It`s amazing the groundbreaking research coming out of academia these days. A recent investigative project in an American university actually discovered that Canadian immigrants to the U.S. are the best assimilators, and assimilate much better than Mexicans.
What will they discover next?
You can read about it in an article
(The Gilroy Patch
, January 19th, 2009) which says that a professor actually designed an assimilation index to see how various immigrant groups were assimilating. Here is an excerpt:
... Hispanics have been slower to assimilate than past immigrant groups, says Jake Vigdor, and the numbers show it. The associate professor of public policy and economics at Duke University in North Carolina measured indicators such as the ability to speak English, educational attainment, military enlistment and rates of becoming citizens.
And the results:
An assimilation index he put together found Mexico far behind other countries that also send lots of immigrants to the United States. Mexico scored 13 on the index. Canada had the highest score, 53. Korea, Vietnam and the Philippines scored more than 40.
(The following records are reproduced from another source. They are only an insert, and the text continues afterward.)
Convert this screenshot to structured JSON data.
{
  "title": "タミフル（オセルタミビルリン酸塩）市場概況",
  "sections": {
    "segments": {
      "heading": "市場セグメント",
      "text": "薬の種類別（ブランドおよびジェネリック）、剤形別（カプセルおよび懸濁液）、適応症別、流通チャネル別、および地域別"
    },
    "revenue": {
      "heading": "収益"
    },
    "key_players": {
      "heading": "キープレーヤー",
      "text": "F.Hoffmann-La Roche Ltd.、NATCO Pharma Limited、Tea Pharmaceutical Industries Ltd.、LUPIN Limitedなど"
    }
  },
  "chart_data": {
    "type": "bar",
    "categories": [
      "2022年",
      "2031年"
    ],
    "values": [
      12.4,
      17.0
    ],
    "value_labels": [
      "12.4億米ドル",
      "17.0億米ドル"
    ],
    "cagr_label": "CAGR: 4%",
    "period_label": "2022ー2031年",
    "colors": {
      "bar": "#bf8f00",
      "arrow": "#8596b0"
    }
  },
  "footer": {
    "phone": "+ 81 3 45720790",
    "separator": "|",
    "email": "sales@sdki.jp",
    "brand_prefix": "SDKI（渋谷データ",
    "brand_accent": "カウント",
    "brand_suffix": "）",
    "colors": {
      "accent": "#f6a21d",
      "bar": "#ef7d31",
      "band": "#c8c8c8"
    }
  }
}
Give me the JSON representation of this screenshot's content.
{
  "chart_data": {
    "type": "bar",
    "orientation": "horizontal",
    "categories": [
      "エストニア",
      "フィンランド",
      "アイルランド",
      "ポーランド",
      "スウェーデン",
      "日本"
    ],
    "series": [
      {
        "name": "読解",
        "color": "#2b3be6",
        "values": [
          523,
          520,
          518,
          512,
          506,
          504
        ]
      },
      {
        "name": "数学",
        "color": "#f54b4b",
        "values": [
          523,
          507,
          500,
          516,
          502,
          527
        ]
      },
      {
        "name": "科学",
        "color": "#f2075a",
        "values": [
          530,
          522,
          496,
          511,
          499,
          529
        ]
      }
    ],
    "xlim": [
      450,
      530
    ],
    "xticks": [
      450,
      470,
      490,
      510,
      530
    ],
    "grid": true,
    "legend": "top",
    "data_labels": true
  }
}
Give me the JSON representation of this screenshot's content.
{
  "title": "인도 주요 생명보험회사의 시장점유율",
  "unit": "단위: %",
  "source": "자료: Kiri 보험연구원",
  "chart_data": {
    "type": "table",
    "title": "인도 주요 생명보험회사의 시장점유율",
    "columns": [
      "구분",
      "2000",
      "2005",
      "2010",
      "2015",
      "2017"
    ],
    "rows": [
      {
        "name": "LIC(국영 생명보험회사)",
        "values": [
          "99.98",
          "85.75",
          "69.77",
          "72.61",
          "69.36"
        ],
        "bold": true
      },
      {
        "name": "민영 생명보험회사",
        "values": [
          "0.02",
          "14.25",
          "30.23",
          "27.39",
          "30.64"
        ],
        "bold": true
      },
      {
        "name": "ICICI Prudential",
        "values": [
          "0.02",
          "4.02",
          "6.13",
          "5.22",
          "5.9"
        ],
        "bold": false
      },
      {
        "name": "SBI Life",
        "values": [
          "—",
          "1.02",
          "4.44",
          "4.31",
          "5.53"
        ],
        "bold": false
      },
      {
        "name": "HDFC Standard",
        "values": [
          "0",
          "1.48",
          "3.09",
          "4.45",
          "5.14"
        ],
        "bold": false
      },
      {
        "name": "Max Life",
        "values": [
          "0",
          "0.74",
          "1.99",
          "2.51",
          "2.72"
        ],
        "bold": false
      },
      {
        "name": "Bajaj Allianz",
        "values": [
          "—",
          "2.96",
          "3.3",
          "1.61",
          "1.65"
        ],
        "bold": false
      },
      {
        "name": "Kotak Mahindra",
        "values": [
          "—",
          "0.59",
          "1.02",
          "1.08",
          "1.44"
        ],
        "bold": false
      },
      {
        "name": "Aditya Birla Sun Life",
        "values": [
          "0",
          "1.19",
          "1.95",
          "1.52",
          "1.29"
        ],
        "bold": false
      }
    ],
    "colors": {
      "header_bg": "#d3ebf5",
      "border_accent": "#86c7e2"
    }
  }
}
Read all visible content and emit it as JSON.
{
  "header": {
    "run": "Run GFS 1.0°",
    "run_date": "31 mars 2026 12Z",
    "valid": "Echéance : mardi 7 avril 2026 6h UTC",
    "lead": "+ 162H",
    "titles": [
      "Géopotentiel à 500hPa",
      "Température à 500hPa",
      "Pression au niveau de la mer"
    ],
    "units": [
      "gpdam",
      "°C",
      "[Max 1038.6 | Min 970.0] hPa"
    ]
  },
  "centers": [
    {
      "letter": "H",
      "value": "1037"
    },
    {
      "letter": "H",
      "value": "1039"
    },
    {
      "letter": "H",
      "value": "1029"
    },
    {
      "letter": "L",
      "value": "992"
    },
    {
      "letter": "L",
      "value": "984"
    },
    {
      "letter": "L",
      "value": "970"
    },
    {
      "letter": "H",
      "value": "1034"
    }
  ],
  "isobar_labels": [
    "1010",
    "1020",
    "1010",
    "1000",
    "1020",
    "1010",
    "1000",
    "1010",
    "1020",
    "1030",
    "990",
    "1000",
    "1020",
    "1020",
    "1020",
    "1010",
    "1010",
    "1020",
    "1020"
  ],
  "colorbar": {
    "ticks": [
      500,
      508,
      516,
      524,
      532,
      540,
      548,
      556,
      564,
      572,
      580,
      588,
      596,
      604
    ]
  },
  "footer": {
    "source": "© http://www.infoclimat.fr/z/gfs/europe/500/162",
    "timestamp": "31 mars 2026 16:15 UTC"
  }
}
Imagine that, Canada # 1. Could that possibly be because the Canadians are so similar to us to begin with? But as for Mexican immigrants, says Professor Vigdor...
"That is troubling," Vigdor said. "What really distinguishes Mexican immigrants from other immigrants both past and present is that they don`t make a lot of progress over time."
Another academic at Tufts University weighs in
Lawrence Harrison, director of the Cultural Change Institute at Tufts University in Massachusetts, said Hispanics are too resistant to assimilation. "Latin American culture has a number of attitudes that help explain why it has been so slow to develop democracy, social justice and prosperity," Harrison said.Harrison, who is fluent in Spanish from decades of work as a U.S. government aid worker in five Latin American countries, said that Hispanic immigrants are hardworking but that they lack the entrepreneurial, small-business-founding tendencies that turn other immigrant groups into success stories.
There`s more in the article, and of course another academic and another study are brought to provide a different perspective.
But given (1) the massive numbers of Mexican (and other Hispanic) immigrants entering annually, (2) a U.S. government which encourages them not to assimilate, and (3) the growing power of the Mexican ethnic lobby, it`s rather hard to come to such a conclusion.